On the new issues, the Indian delegate said it was their perception that these new areas were "nothing but new forms of protectionism".

It seemed that attempts were being made "to neutralise the comparative advantage that developing countries have in some areas."

In the case of environment, it was not as if developing countries did not want to protect the environment. But developed countries must appreciate the problems of the Third World. Poverty was the greatest pollutant and to remove poverty "we want access for products in which we have comparative advantage". But developed nations want to use "so called environmental considerations to deny access to our products."

On investment issue, Narayanan said that what the developed countries were seeking was "right to investment". It was not possible for many developing countries, in a political sense, to concede this right at this stage.

Developing countries, including India, were wooing foreign investment.

"But when we are talking of an investment issue in the WTO," Narayanan said, "we are talking of something else. What developed countries are saying is that there should be an internationally agreed discipline bound into the WTO system with its cross-retaliation provisions on the subject of investment. This is not a simple issue."
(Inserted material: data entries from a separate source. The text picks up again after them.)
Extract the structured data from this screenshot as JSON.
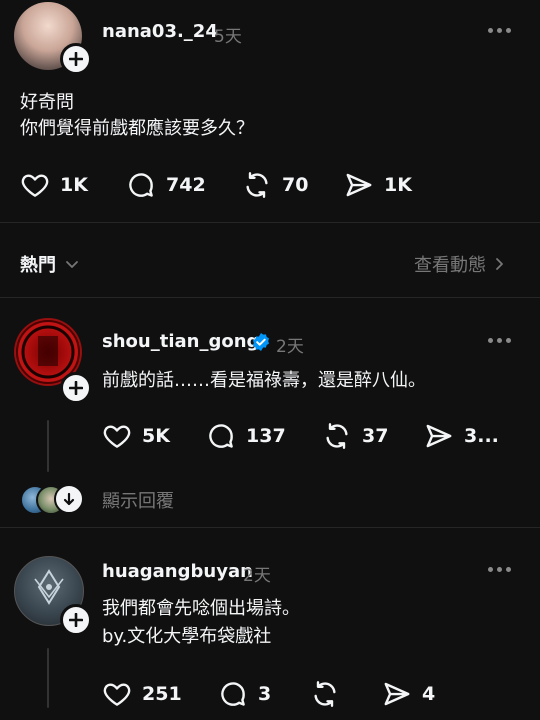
{
  "posts": [
    {
      "username": "nana03._24",
      "time": "5天",
      "lines": [
        "好奇問",
        "你們覺得前戲都應該要多久？"
      ],
      "likes": "1K",
      "comments": "742",
      "reposts": "70",
      "shares": "1K"
    }
  ],
  "sort_bar": {
    "label": "熱門",
    "activity_link": "查看動態"
  },
  "replies": [
    {
      "username": "shou_tian_gong",
      "time": "2天",
      "verified": true,
      "lines": [
        "前戲的話……看是福祿壽，還是醉八仙。"
      ],
      "likes": "5K",
      "comments": "137",
      "reposts": "37",
      "shares": "3...",
      "show_replies": "顯示回覆"
    },
    {
      "username": "huagangbuyan",
      "time": "2天",
      "lines": [
        "我們都會先唸個出場詩。",
        "by.文化大學布袋戲社"
      ],
      "likes": "251",
      "comments": "3",
      "reposts": "",
      "shares": "4"
    }
  ],
  "colors": {
    "background": "#101010",
    "text": "#f3f5f7",
    "muted": "#777777",
    "verified": "#0095f6"
  }
}
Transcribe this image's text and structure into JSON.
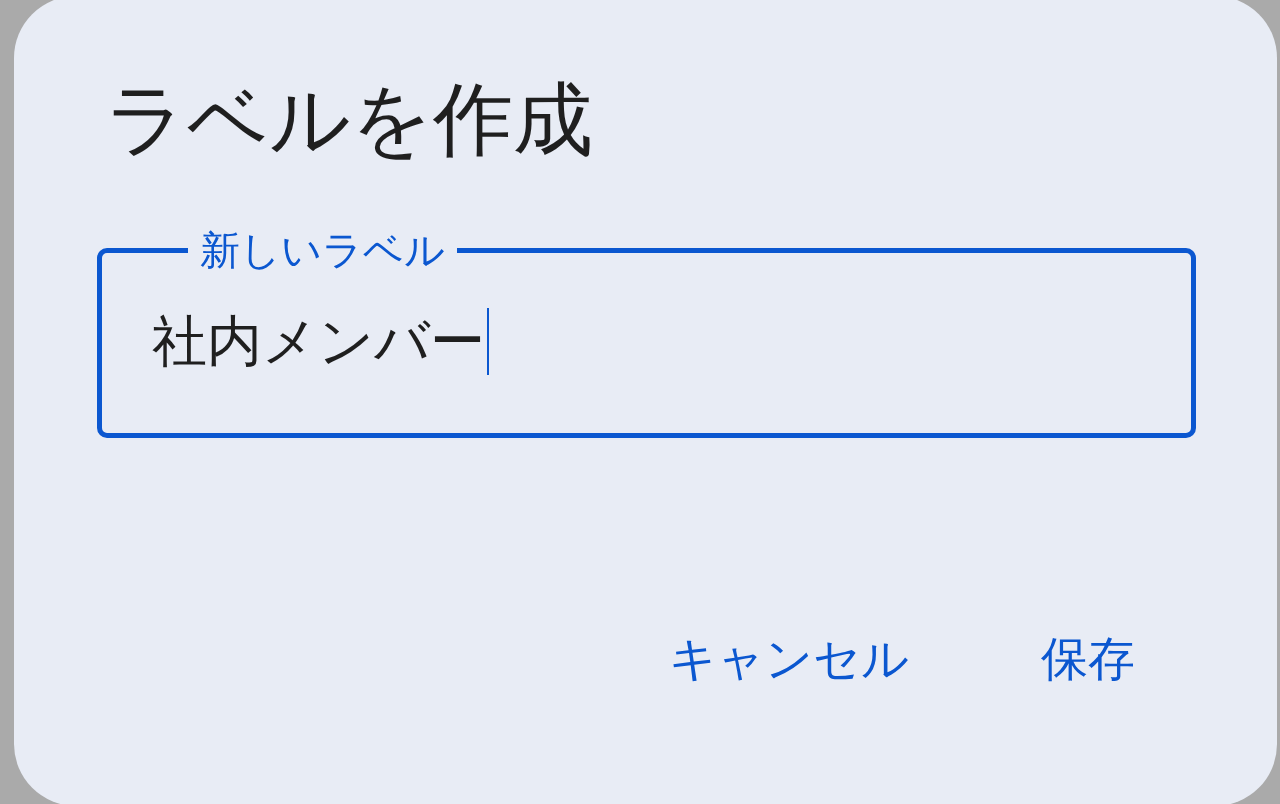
{
  "dialog": {
    "title": "ラベルを作成",
    "field": {
      "label": "新しいラベル",
      "value": "社内メンバー",
      "focused": true
    },
    "buttons": [
      "キャンセル",
      "保存"
    ]
  }
}
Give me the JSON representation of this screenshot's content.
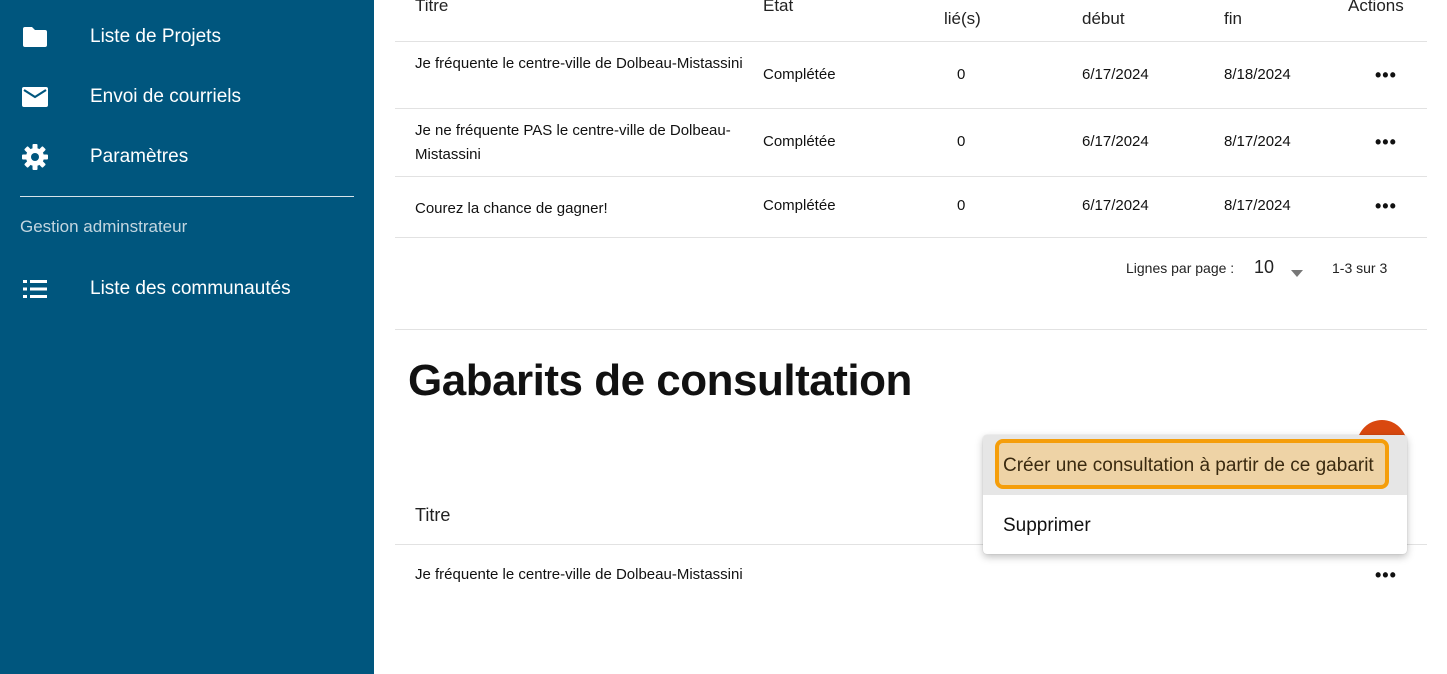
{
  "sidebar": {
    "items": [
      {
        "label": "Liste de Projets",
        "icon": "folder-icon"
      },
      {
        "label": "Envoi de courriels",
        "icon": "mail-icon"
      },
      {
        "label": "Paramètres",
        "icon": "gear-icon"
      }
    ],
    "section_label": "Gestion adminstrateur",
    "admin_items": [
      {
        "label": "Liste des communautés",
        "icon": "list-icon"
      }
    ],
    "bg_color": "#00567e"
  },
  "consultations_table": {
    "headers": {
      "titre": "Titre",
      "etat": "État",
      "lies": "lié(s)",
      "debut": "début",
      "fin": "fin",
      "actions": "Actions"
    },
    "rows": [
      {
        "titre": "Je fréquente le centre-ville de Dolbeau-Mistassini",
        "etat": "Complétée",
        "lies": "0",
        "debut": "6/17/2024",
        "fin": "8/18/2024"
      },
      {
        "titre": "Je ne fréquente PAS le centre-ville de Dolbeau-Mistassini",
        "etat": "Complétée",
        "lies": "0",
        "debut": "6/17/2024",
        "fin": "8/17/2024"
      },
      {
        "titre": "Courez la chance de gagner!",
        "etat": "Complétée",
        "lies": "0",
        "debut": "6/17/2024",
        "fin": "8/17/2024"
      }
    ],
    "pagination": {
      "rows_per_page_label": "Lignes par page :",
      "rows_per_page_value": "10",
      "range": "1-3 sur 3"
    }
  },
  "templates": {
    "title": "Gabarits de consultation",
    "header_titre": "Titre",
    "rows": [
      {
        "titre": "Je fréquente le centre-ville de Dolbeau-Mistassini"
      }
    ]
  },
  "context_menu": {
    "items": [
      {
        "label": "Créer une consultation à partir de ce gabarit"
      },
      {
        "label": "Supprimer"
      }
    ],
    "highlight_color": "#f59e0b"
  },
  "fab": {
    "color": "#d9480f"
  }
}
As for the social clause, while India was not against treating labour well or giving them the right due to them, the ALLOY dealt with labour issues and the social clause was a subject for the ALLOY.
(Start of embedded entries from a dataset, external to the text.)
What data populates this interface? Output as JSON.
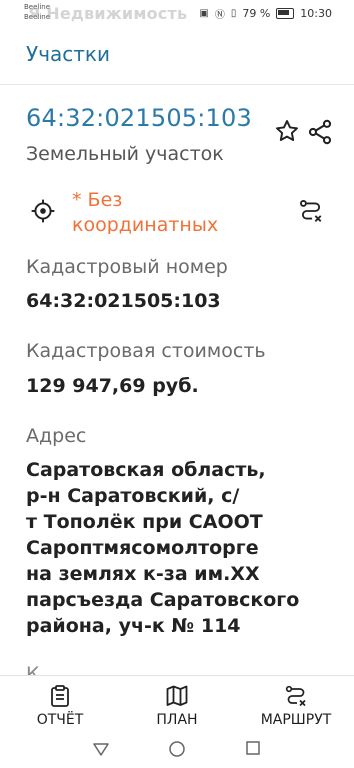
{
  "status_bar": {
    "carrier_1": "Beeline",
    "carrier_2": "Beeline",
    "watermark": "Я  Недвижимость",
    "battery": "79 %",
    "time": "10:30"
  },
  "header": {
    "title": "Участки"
  },
  "parcel": {
    "number": "64:32:021505:103",
    "type": "Земельный участок",
    "no_coordinates": "* Без координатных"
  },
  "details": {
    "cadastral_number_label": "Кадастровый номер",
    "cadastral_number_value": "64:32:021505:103",
    "cadastral_cost_label": "Кадастровая стоимость",
    "cadastral_cost_value": "129 947,69 руб.",
    "address_label": "Адрес",
    "address_lines": [
      "Саратовская область,",
      "р-н Саратовский, с/",
      "т Тополёк при САООТ",
      "Сароптмясомолторге",
      "на землях к-за им.XX",
      "парсъезда Саратовского",
      "района, уч-к № 114"
    ],
    "next_label_partial": "К"
  },
  "bottom_bar": {
    "report_label": "ОТЧЁТ",
    "plan_label": "ПЛАН",
    "route_label": "МАРШРУТ"
  },
  "colors": {
    "accent_blue": "#2b7aa8",
    "orange_warning": "#f07238"
  },
  "icons": [
    "star-icon",
    "share-icon",
    "locate-icon",
    "route-icon",
    "report-icon",
    "map-icon",
    "back-icon",
    "home-icon",
    "recent-apps-icon"
  ]
}
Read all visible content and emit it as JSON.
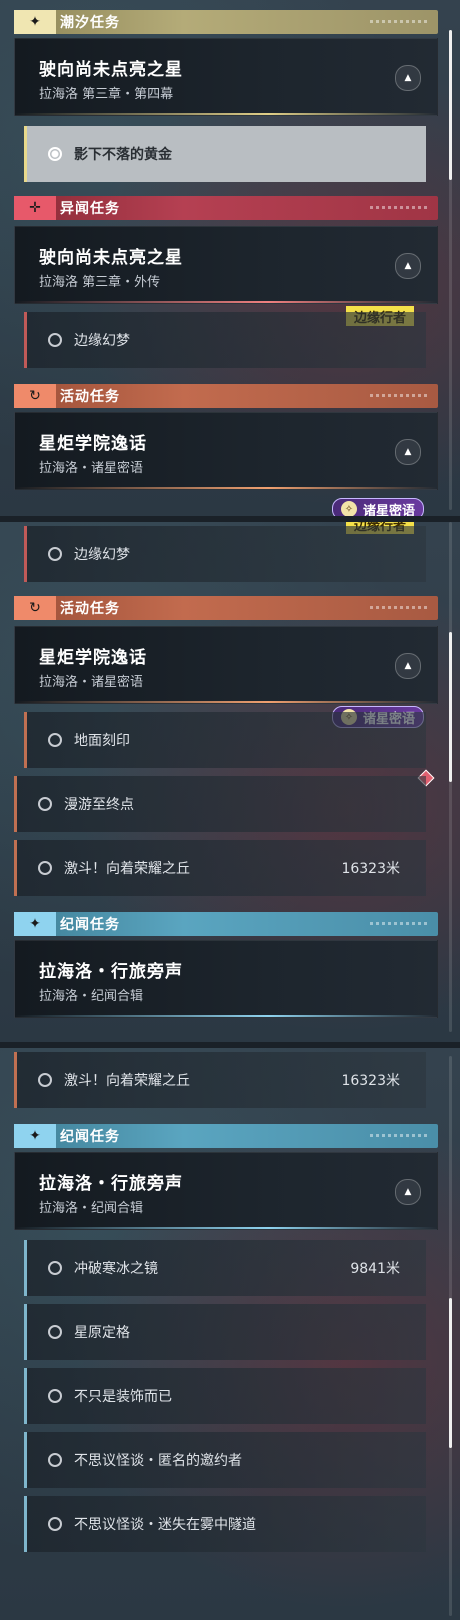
{
  "colors": {
    "tide": "#b4ab78",
    "anomaly": "#b54052",
    "event": "#c26b4e",
    "chronicle": "#5aa5c0"
  },
  "icons": {
    "tide": "sparkle-icon",
    "anomaly": "crosshair-icon",
    "event": "cycle-icon",
    "chronicle": "sparkle-icon",
    "expand": "triangle-up-icon"
  },
  "categories": {
    "tide": "潮汐任务",
    "anomaly": "异闻任务",
    "event": "活动任务",
    "chronicle": "纪闻任务"
  },
  "quests": {
    "star": {
      "title": "驶向尚未点亮之星",
      "subtitle": "拉海洛 第三章・第四幕"
    },
    "star_side": {
      "title": "驶向尚未点亮之星",
      "subtitle": "拉海洛 第三章・外传"
    },
    "academy": {
      "title": "星炬学院逸话",
      "subtitle": "拉海洛・诸星密语"
    },
    "chronicle": {
      "title": "拉海洛・行旅旁声",
      "subtitle": "拉海洛・纪闻合辑"
    }
  },
  "badges": {
    "edge": "边缘行者",
    "stars": "诸星密语"
  },
  "items": {
    "gold_shadow": "影下不落的黄金",
    "edge_dream": "边缘幻梦",
    "ground_seal": "地面刻印",
    "roam": "漫游至终点",
    "fight": "激斗！向着荣耀之丘",
    "fight_dist": "16323米",
    "ice": "冲破寒冰之镜",
    "ice_dist": "9841米",
    "plain": "星原定格",
    "deco": "不只是装饰而已",
    "mystery1": "不思议怪谈・匿名的邀约者",
    "mystery2": "不思议怪谈・迷失在雾中隧道"
  }
}
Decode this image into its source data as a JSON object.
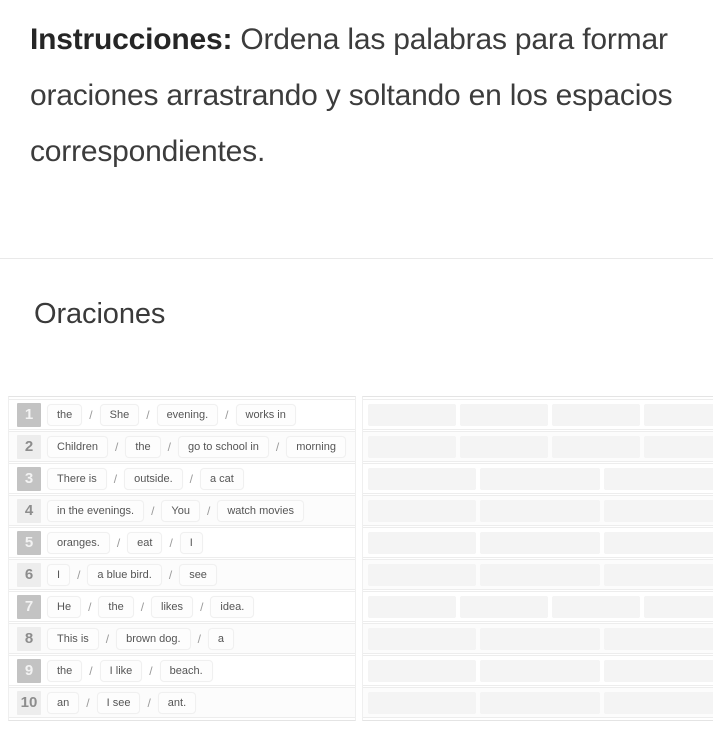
{
  "instructions": {
    "lead": "Instrucciones:",
    "body": " Ordena las palabras para formar oraciones arrastrando y soltando en los espacios correspondientes."
  },
  "section": {
    "title": "Oraciones"
  },
  "colors": {
    "badge_odd_bg": "#c3c3c3",
    "badge_odd_text": "#f3f3f3",
    "badge_even_bg": "#ededed",
    "badge_even_text": "#8d8d8d",
    "chip_bg": "#fdfdfd",
    "chip_border": "#f0f0f0",
    "chip_text": "#555555",
    "dropzone_bg": "#f4f4f4",
    "row_border": "#ededed",
    "divider": "#e9e9e9",
    "text_primary": "#3c3c3c"
  },
  "separator": "/",
  "sentences": [
    {
      "number": "1",
      "words": [
        "the",
        "She",
        "evening.",
        "works in"
      ],
      "drop_count": 4
    },
    {
      "number": "2",
      "words": [
        "Children",
        "the",
        "go to school in",
        "morning"
      ],
      "drop_count": 4
    },
    {
      "number": "3",
      "words": [
        "There is",
        "outside.",
        "a cat"
      ],
      "drop_count": 3
    },
    {
      "number": "4",
      "words": [
        "in the evenings.",
        "You",
        "watch movies"
      ],
      "drop_count": 3
    },
    {
      "number": "5",
      "words": [
        "oranges.",
        "eat",
        "I"
      ],
      "drop_count": 3
    },
    {
      "number": "6",
      "words": [
        "I",
        "a blue bird.",
        "see"
      ],
      "drop_count": 3
    },
    {
      "number": "7",
      "words": [
        "He",
        "the",
        "likes",
        "idea."
      ],
      "drop_count": 4
    },
    {
      "number": "8",
      "words": [
        "This is",
        "brown dog.",
        "a"
      ],
      "drop_count": 3
    },
    {
      "number": "9",
      "words": [
        "the",
        "I like",
        "beach."
      ],
      "drop_count": 3
    },
    {
      "number": "10",
      "words": [
        "an",
        "I see",
        "ant."
      ],
      "drop_count": 3
    }
  ]
}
"By bringing this subject into the WTO, we feel the developed countries are trying to take away the comparative advantage in labour costs which the developing countries are having."

Developing countries would like to continue to have faith in the multilateral system.

"However developed countries have to realize that developing countries are trying to integrate themselves into the competitive stream of the world economy at great political, social and probably economic cost. I would request developed countries not to succumb to the temptation of 'protectionism, unilateralism and subsidies'.

"There are many problems for developing countries including some about which much discussion has not taken place -- for e.g. exchange rates, interest rates etc introduce volatility in the Capital flow and have an impact on trade. These problems have to be addressed... what developed countries should look for is sustainable liberalization. If developing countries are forced into certain policies of liberalization which they cannot sustain, it is not in the interest of developed countries".

Using the phraseology of international environmental agreements like that on climate change, Narayanan added: "Both developed and developing countries have 'common but differentiated responsibilities' towards the multilateral system. This difference in responsibilities has to be recognized. In the societies of many developing countries, growth is no longer the main issue. Growth with justice is the main issue. Similarly, in international trade also, growth alone cannot be issue. Growth with equity is the issue".